Qual è l’essenza della fiorentinità? In cosa consiste lo spirito fiorentino? Confesso che dopo un quarto di secolo che vivo in questa città ancora non l’ho capito. Di una cosa, però sono certo: qualunque cosa sia, è innata nei fiorentini.

Come si manifesta la fiorentinità? Prima di tutto con una malcelata diffidenza per chi fiorentino non è. Nella migliore tradizione italiana, anche su questo aspetto si palesano differenti interpretazioni. Il “vero fiorentino”, quello che vanta discendenze dirette da Lorenzo il Magnifico, considera non-fiorentini anche i nati oltrarno o, meglio, diladdarno, con buona pace di chi da generazioni vive a San Frediano.

Chi è dell’altra sponda (non so perché, ma mi sembra di non aver scelto l’espressione più felice) considera non-fiorentini tutti coloro che risiedono fuori dal comune, con una logica toponomastica inattaccabile; anche se, a ben vedere, le differenze tra un fiorentino e un bagnese o (ripolese secondo alcune correnti di pensiero) per chiunque viva a più di qualche chilometro da Firenze sono una questione da Settimana Enigmistica.

La dimostrazione più evidente del fatto che lo spirito fiorentino sia innato, però, l’ho avuta da mio figlio, che lo ha manifestato in maniera inequivocabile tempo fa, guardandomi con aria di superiorità e dicendomi: “tu sei bernardo”. La mia perplessità, non chiamandomi Bernardo, era giustificabile.

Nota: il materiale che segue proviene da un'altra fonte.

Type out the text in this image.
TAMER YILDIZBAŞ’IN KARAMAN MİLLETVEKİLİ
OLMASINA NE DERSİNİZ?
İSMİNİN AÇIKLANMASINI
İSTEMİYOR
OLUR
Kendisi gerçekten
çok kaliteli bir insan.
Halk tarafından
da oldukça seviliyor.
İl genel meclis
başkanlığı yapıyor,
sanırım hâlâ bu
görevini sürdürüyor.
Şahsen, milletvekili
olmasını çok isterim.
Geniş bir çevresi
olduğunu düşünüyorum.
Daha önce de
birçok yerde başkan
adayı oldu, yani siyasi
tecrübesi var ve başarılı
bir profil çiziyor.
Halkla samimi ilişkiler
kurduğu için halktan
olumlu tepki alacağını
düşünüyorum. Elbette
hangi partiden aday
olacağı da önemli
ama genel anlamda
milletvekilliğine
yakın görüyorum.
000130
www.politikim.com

Come interpretare la laconica uscita? Forse il pargolo mi vedeva come un peloso e coccoloso San Bernardo? Forse lui sapeva qualcosa che io non so e che solo un test del dna potrebbe rivelarmi? No, la risposta era molto più banale e me l’ha fornita subito dopo, sentendosi in dovere di chiarire il concetto, per lui ovvio, con una precisazione: “Io e la mamma siamo fiorentini e tu sei bernardo”. Anche se nella mia mente cominciava a farsi strada una possibile chiave di lettura, ho comunque espresso la necessità di approfondimento con un brillante: “Comeeee?”. “Io e la mamma siamo nati a Firenze, tu sei nato a Luino”.
“Lombardo, Lorenzo, non Bernardo”.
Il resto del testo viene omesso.